The collision of the Antennae galaxies triggered the formation of millions of stars in clouds of gas and dust within the galaxies. Infrared observations in this image show warm dust clouds heated by newborn stars, with the brightest clouds lying in the overlapping region between the galaxies.
When we look out into the universe, we see galaxies with magnificent spiraling arms and galaxies that glow like giant lightbulbs. But these spiral and elliptical galaxies weren't born in these familiar shapes. Galaxies in the early universe were probably small and clumpy. So how did these modest groups of stars evolve into the grand structures we see today?
When telescopes peer into the universe, they look back in time. The reason is simple — light needs time to travel through space. Even the light from the Moon is 1.3 seconds old when it arrives on Earth. The most distant galaxies Hubble has spied are more than 13 billion light-years away. That means the light Hubble captures left those galaxies over 13 billion years ago.
But there's another complication. As the universe expands, light gets stretched into longer and longer wavelengths, turning visible light into infrared light. By the time visible light from extremely distant galaxies reaches us, it appears as infrared light. Hubble can detect some infrared light — the wavelengths closest to the red end of the visible spectrum. But infrared light will be the Webb telescope's specialty.
Light must travel through space over time. As telescopes capture light emanating from objects in the distant universe, they observe different stages of development. Webb's infrared vision will allow it to see the first stars and galaxies to develop after the Big Bang.
Where Hubble sees young galaxies, Webb will show us newborns. Webb will capture the earliest stages of galaxy formation, and perhaps even reveal when galaxies first started forming in the universe. Webb could show how small galaxies in the early universe merged to form larger galaxies. Finally, Webb will see more of the ordinary early galaxies, where Hubble only sees the brightest outliers. This expanded sample of early galaxies will give astronomers a better idea of how galaxies really looked as they first came into being, and help to map the universe's overall structure.
The Hidden Universe
Webb's infrared prowess will also allow it to see inside dust-cloaked regions of galaxies that visible light cannot escape from, and find out what's happening within them. For many different types and ages of galaxies, Webb will expose how stars are forming, how many stars are forming, and how star formation is affected by the surrounding environment. Webb will study star-birth regions in merging galaxies, revealing how these galactic encounters trigger and alter the course of star formation as their gaseous components collide and mix. Webb will analyze how elements are produced and distributed in galaxies, and also examine the exchange of material between galaxies and the space between them.

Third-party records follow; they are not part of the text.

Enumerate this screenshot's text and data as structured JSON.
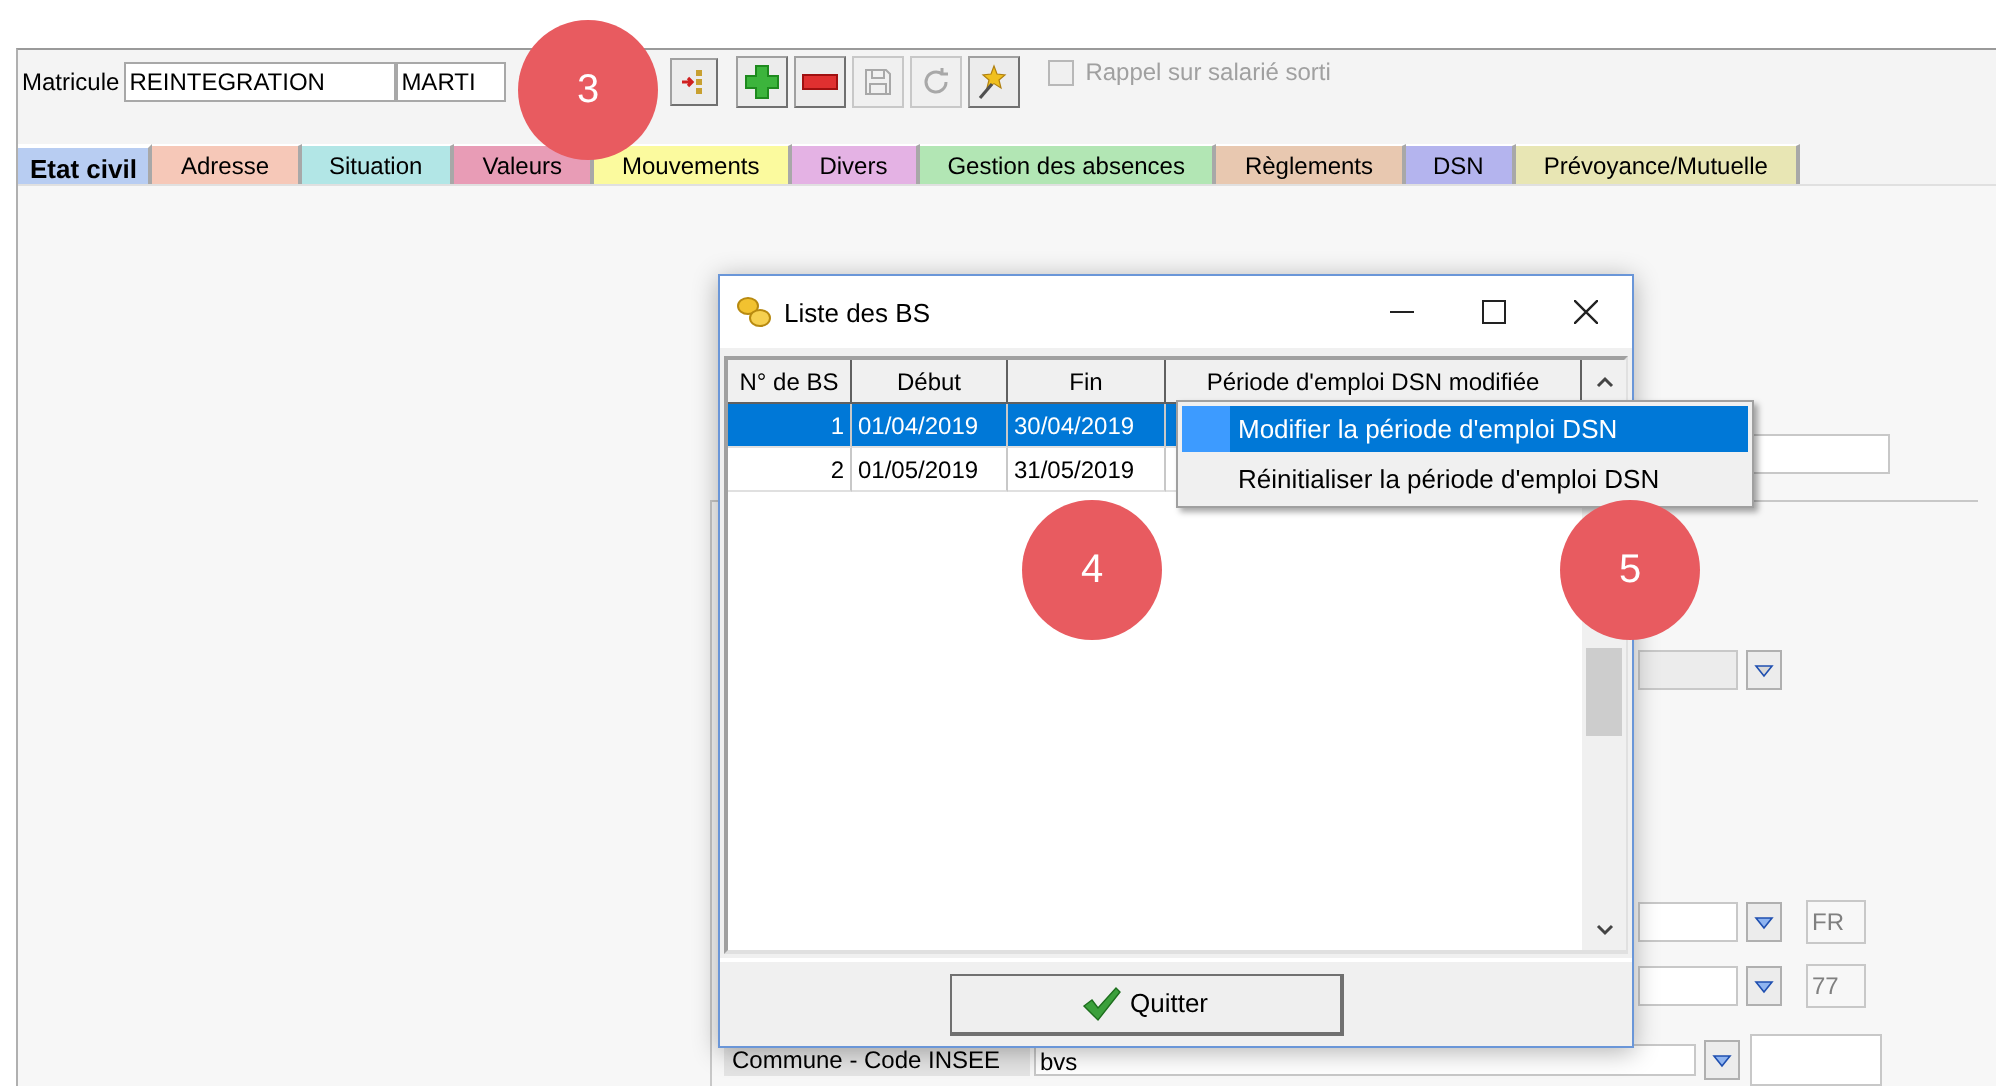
{
  "toolbar": {
    "matricule_label": "Matricule",
    "matricule": "REINTEGRATION",
    "name": "MARTI",
    "buttons": [
      {
        "kind": "insert",
        "disabled": false
      },
      {
        "kind": "add",
        "disabled": false
      },
      {
        "kind": "remove",
        "disabled": false
      },
      {
        "kind": "save",
        "disabled": true
      },
      {
        "kind": "refresh",
        "disabled": true
      },
      {
        "kind": "wand",
        "disabled": false
      }
    ],
    "checkbox": {
      "label": "Rappel sur salarié sorti",
      "checked": false,
      "disabled": true
    }
  },
  "tabs": [
    {
      "label": "Etat civil",
      "selected": true,
      "color": "#b8cdf2"
    },
    {
      "label": "Adresse",
      "selected": false,
      "color": "#f6c8b8"
    },
    {
      "label": "Situation",
      "selected": false,
      "color": "#b2e6e6"
    },
    {
      "label": "Valeurs",
      "selected": false,
      "color": "#e89cb6"
    },
    {
      "label": "Mouvements",
      "selected": false,
      "color": "#fbfa9e"
    },
    {
      "label": "Divers",
      "selected": false,
      "color": "#e4b2e4"
    },
    {
      "label": "Gestion des absences",
      "selected": false,
      "color": "#b2e6b4"
    },
    {
      "label": "Règlements",
      "selected": false,
      "color": "#e8c8b0"
    },
    {
      "label": "DSN",
      "selected": false,
      "color": "#b4b4ee"
    },
    {
      "label": "Prévoyance/Mutuelle",
      "selected": false,
      "color": "#e8e6b4"
    }
  ],
  "form": {
    "country_code": "FR",
    "dept_code": "77",
    "commune_label": "Commune - Code INSEE",
    "commune_value": "bvs"
  },
  "dialog": {
    "title": "Liste des BS",
    "columns": [
      "N° de BS",
      "Début",
      "Fin",
      "Période d'emploi DSN modifiée"
    ],
    "rows": [
      {
        "cells": [
          "1",
          "01/04/2019",
          "30/04/2019"
        ],
        "selected": true
      },
      {
        "cells": [
          "2",
          "01/05/2019",
          "31/05/2019"
        ],
        "selected": false
      }
    ],
    "button": "Quitter"
  },
  "context_menu": [
    {
      "label": "Modifier la période d'emploi DSN",
      "selected": true
    },
    {
      "label": "Réinitialiser la période d'emploi DSN",
      "selected": false
    }
  ],
  "callouts": [
    {
      "label": "3"
    },
    {
      "label": "4"
    },
    {
      "label": "5"
    }
  ]
}
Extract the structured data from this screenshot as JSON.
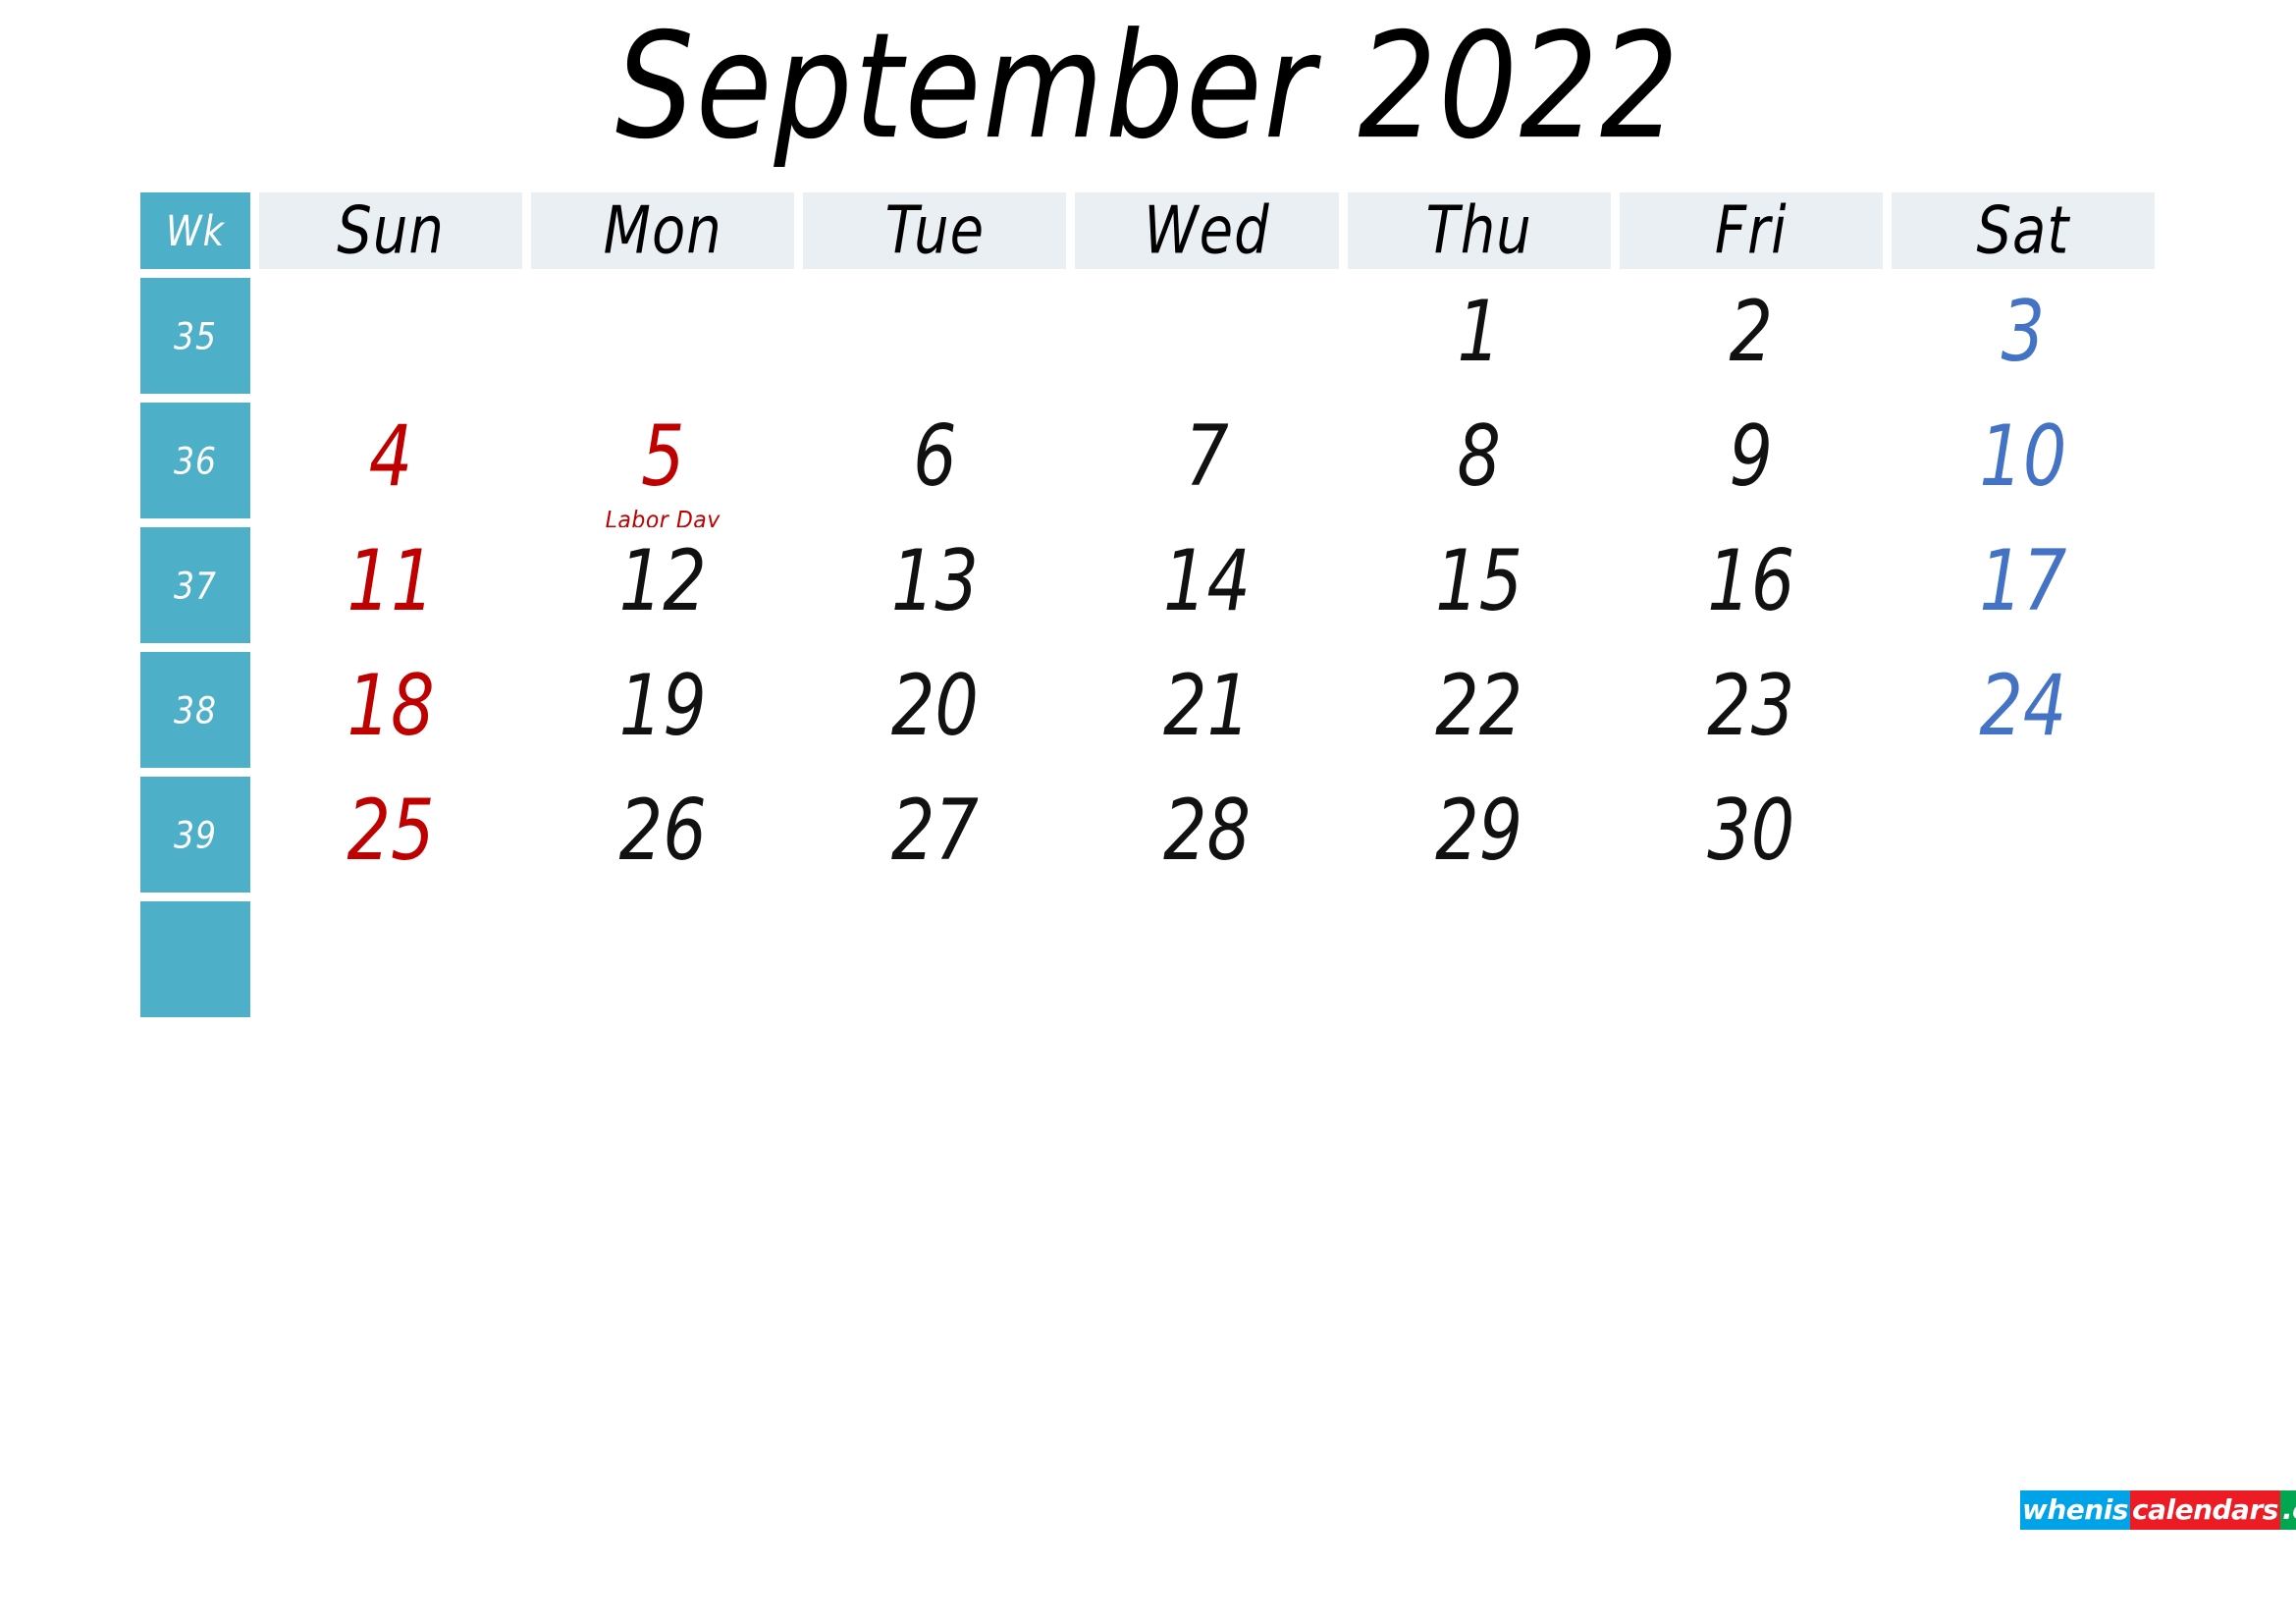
{
  "title": "September 2022",
  "colors": {
    "week_column_bg": "#4EAFC9",
    "day_header_bg": "#E9EFF2",
    "sunday_text": "#BE0000",
    "saturday_text": "#4472C4",
    "weekday_text": "#111111",
    "holiday_text": "#BE0000",
    "page_bg": "#FFFFFF"
  },
  "header": {
    "week_label": "Wk",
    "days": [
      "Sun",
      "Mon",
      "Tue",
      "Wed",
      "Thu",
      "Fri",
      "Sat"
    ]
  },
  "weeks": [
    {
      "week_number": "35",
      "days": [
        {
          "num": "",
          "kind": "sun"
        },
        {
          "num": "",
          "kind": "weekday"
        },
        {
          "num": "",
          "kind": "weekday"
        },
        {
          "num": "",
          "kind": "weekday"
        },
        {
          "num": "1",
          "kind": "weekday"
        },
        {
          "num": "2",
          "kind": "weekday"
        },
        {
          "num": "3",
          "kind": "sat"
        }
      ]
    },
    {
      "week_number": "36",
      "days": [
        {
          "num": "4",
          "kind": "sun"
        },
        {
          "num": "5",
          "kind": "sun",
          "holiday": "Labor Day"
        },
        {
          "num": "6",
          "kind": "weekday"
        },
        {
          "num": "7",
          "kind": "weekday"
        },
        {
          "num": "8",
          "kind": "weekday"
        },
        {
          "num": "9",
          "kind": "weekday"
        },
        {
          "num": "10",
          "kind": "sat"
        }
      ]
    },
    {
      "week_number": "37",
      "days": [
        {
          "num": "11",
          "kind": "sun"
        },
        {
          "num": "12",
          "kind": "weekday"
        },
        {
          "num": "13",
          "kind": "weekday"
        },
        {
          "num": "14",
          "kind": "weekday"
        },
        {
          "num": "15",
          "kind": "weekday"
        },
        {
          "num": "16",
          "kind": "weekday"
        },
        {
          "num": "17",
          "kind": "sat"
        }
      ]
    },
    {
      "week_number": "38",
      "days": [
        {
          "num": "18",
          "kind": "sun"
        },
        {
          "num": "19",
          "kind": "weekday"
        },
        {
          "num": "20",
          "kind": "weekday"
        },
        {
          "num": "21",
          "kind": "weekday"
        },
        {
          "num": "22",
          "kind": "weekday"
        },
        {
          "num": "23",
          "kind": "weekday"
        },
        {
          "num": "24",
          "kind": "sat"
        }
      ]
    },
    {
      "week_number": "39",
      "days": [
        {
          "num": "25",
          "kind": "sun"
        },
        {
          "num": "26",
          "kind": "weekday"
        },
        {
          "num": "27",
          "kind": "weekday"
        },
        {
          "num": "28",
          "kind": "weekday"
        },
        {
          "num": "29",
          "kind": "weekday"
        },
        {
          "num": "30",
          "kind": "weekday"
        },
        {
          "num": "",
          "kind": "sat"
        }
      ]
    },
    {
      "week_number": "",
      "days": [
        {
          "num": "",
          "kind": "sun"
        },
        {
          "num": "",
          "kind": "weekday"
        },
        {
          "num": "",
          "kind": "weekday"
        },
        {
          "num": "",
          "kind": "weekday"
        },
        {
          "num": "",
          "kind": "weekday"
        },
        {
          "num": "",
          "kind": "weekday"
        },
        {
          "num": "",
          "kind": "sat"
        }
      ]
    }
  ],
  "footer": {
    "logo_segments": [
      {
        "text": "whenis",
        "color": "#00A3E8"
      },
      {
        "text": "calendars",
        "color": "#ED1B24"
      },
      {
        "text": ".com",
        "color": "#00A650"
      }
    ]
  }
}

Webb will also explore an era known as the Dark Ages and the time immediately following it, the period of reionization. About 378,000 years after the Big Bang, as the universe cooled and expanded, electrons and protons began to bind together to form hydrogen atoms. As the last of the light from the Big Bang faded, the universe would have been a dark place, with no sources of light within the cooling hydrogen gas.
Hubble's eXtreme Deep Field image combines a decade of Hubble observations, including some taken in infrared light, to create one of the deepest pictures of the universe ever taken, spanning 13.2 billion years of galaxy formation. About 5,000 galaxies appear in this image.
Eventually the gas would have coalesced to form stars and eventually galaxies. Over time, most of the hydrogen was "reionized," turning it back into protons and electrons and allowing light to travel across space once again. Astronomers are currently unsure whether the energy responsible for reionization came from stars in the early forming galaxies, hot gas surrounding massive black holes, or some even more exotic source such as decaying dark matter. Webb's infrared capabilities will allow it to identify the sources that gave rise to reionization. And perhaps Webb will see the stars and bright galaxies called "quasars" that unleashed enough energy to re-illuminate the universe.